"Al Dykes" put forth:
How did we get from talking about air at near-normal STP to talking
about the conditions inside a firing engine cylinder?
By your statement (see above) that "More than one millimeter away
from a air-solid interface there is no longer a boundery layer."
I pointed out that less than that thickness of a boundary layer
protects the insides of a combutsion chamber from meltdown.
There is lots of math in common, but the parameters and coefficients
used in each case make all the difference in the world.
If you want room temperature boundary layers, consider this:
http://www.thermaflo.com/crosscut.shtml
"Turbulent air breaks the stagnant air boundary layers
around the pins and, as a result, enhances the heat sink's
thermal performance."
http://www.frostytech.com/articleview.cfm?articleID=2001
"To induce turbulence within the fins and improve thermal
transmission between the air and metal, Thermalright have
modified the aluminum fins by adding 'proprietary bent winglets'."
http://sound.westhost.com/heatsinks.htm
"Simple convection is not as effective (even for the same rate
of flow of air), because of the "laminar" flow of air (where the
air at the surface of the heatsink moves slower than that further
away). This effect can be easily seen on a windy day. If you stay
close to a wall or other large area (lying on the ground works too),
it will be noticed that it is less windy than out in the open. Exactly
the same thing happens with heatsinks (but on a somewhat
reduced scale). Creating turbulence is an excellent way to defeat
this process, but this requires fans, and fans are noisy."
http://www.fischerelektronik.de/fischer2002/fischer/Fachb-Act_Rep/kuehlkonzepte/KKoneng_e.htm
"The heat transfer towards the flowing air that can be achieved
with plain fins is relatively restricted. The laminar air flow that
emerges is not sufficient to carry off the heat. Therefore, attempts
are being made to improve heat transfer (fins to air) by producing
more turbulent flow using an appropriate fin geometry."
http://www.hilltech.com/products/uv_components/UV_irradiators.html
"Optimizing cooling efficiency in an LIA is achieved by using
a heatsink-based aluminum reflector, where the material has
a high thermal conductivity and the design maximizes the effects
of surface area and turbulence. Within reason, the more surface
area the better the lamp cooling. Also important is turbulence,
because of the skin effect in cooling. A thin layer of air surrounding
a cooling surface acts as a thermal insulator impeding the effect
of forced air-cooling. This layer needs to be disrupted by turbulent
airflow, which can be created by providing irregular fins and fin
geometries."
http://www.freepatentsonline.com/6729383.html
"at least some said protrusions affect said streaming of said
fluid so as to enhance the turbulence of said streaming of said
fluid, thereby enhancing convective heat transfer from said
object to said fluid."
http://www.overclockers.com/tips90/ -
"Turbulent air cools better. Say, for sake of argument,
you have a simple tube with a fan in the middle. The fan pulls
air from one side of the tube, and blows into the other. If you
have a hot component on the exhaust side of the fan, it will
be more efficiently cooled than on the intake side.

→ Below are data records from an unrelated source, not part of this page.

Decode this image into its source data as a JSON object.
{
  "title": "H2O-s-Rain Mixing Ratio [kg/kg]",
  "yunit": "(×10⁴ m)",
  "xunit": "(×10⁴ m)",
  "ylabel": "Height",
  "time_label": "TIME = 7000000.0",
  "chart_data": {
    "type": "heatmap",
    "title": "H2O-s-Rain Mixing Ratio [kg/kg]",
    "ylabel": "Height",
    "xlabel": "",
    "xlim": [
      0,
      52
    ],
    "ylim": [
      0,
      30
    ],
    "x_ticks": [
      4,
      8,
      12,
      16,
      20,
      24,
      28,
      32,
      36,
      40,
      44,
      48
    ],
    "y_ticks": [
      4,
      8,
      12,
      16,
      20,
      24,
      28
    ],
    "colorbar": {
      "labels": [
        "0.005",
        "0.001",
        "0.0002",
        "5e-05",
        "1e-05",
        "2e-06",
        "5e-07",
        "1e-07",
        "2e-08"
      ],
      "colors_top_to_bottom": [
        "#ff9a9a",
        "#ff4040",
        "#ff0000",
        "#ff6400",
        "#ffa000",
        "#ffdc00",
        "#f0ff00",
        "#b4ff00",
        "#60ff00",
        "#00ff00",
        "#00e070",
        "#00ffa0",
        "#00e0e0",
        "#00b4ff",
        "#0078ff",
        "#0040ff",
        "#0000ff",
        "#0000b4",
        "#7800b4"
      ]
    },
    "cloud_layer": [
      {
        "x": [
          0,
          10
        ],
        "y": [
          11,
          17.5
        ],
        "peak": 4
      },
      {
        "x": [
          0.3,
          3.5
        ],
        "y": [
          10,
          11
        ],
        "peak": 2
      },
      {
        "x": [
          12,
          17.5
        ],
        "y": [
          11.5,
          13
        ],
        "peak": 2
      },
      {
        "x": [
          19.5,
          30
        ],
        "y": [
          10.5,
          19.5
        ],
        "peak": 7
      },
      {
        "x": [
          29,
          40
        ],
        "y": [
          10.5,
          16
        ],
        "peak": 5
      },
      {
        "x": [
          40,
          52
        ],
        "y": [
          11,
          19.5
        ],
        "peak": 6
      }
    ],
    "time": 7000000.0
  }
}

"This is because the air on the exhaust side of the fan
is more turbulent. For lack of a better explanation, the loops
and whorls of turbulent air moving across the surface pick
up more heat. The effective surface area of the object is
increased. (Actually, it was explained to me by saying the
effective surface area of the air is increased.) The total
volume of airflow remains the same, but turbulent air just
cools better."
http://www.begellhouse.com/books/497d60632054f587,6ddfe1a32b58c789.html -
"Turbulent flow is the most common form of motion of liquids
and gases playing the role of the heat-transfer medium in thermal
systems. The complexity of turbulent flow and the importance of
hydrodynamics and heat transfer in practice inspired continuing
research for methods of efficient heat augmentation by the
Lithuanian Energy Institute. The solution of this problem was directly
linked with the determination of the reaction of flow in the boundary
layer to the effect of various factors and heat transfer rate under
given conditions. The investigated factors included elevated degree
of turbulence of the external flow as well as strong acceleration and
turbulization of flow near the wall by surface roughness. The material
in this volume shows that it is possible to control the efficiency of
turbulent transfer when the vortical structure of the turbulent flow is
known."
http://www.cougarlabs.com/cool2.html -
"For convective heat transfer to work well, we need to get the
heat energy out into the flowing coolant. Turbulence will do this
for us."
http://www.ceere.org/beep/docs/FY2002/Turbulent_Flow_in_Enclosure.pdf -
"Comparatively speaking, turbulent flows often lead to higher
transport rate of momentum, energy and mass than laminar flows.
These features are widely made use of in energy systems in industry.
For example, turbulence enhancers such as ribs are added to
cooling systems of turbine blades and microelectronic devices
to create more turbulent motions so that the overall heat transfer
efficiency can be improved."
*TimDaniels*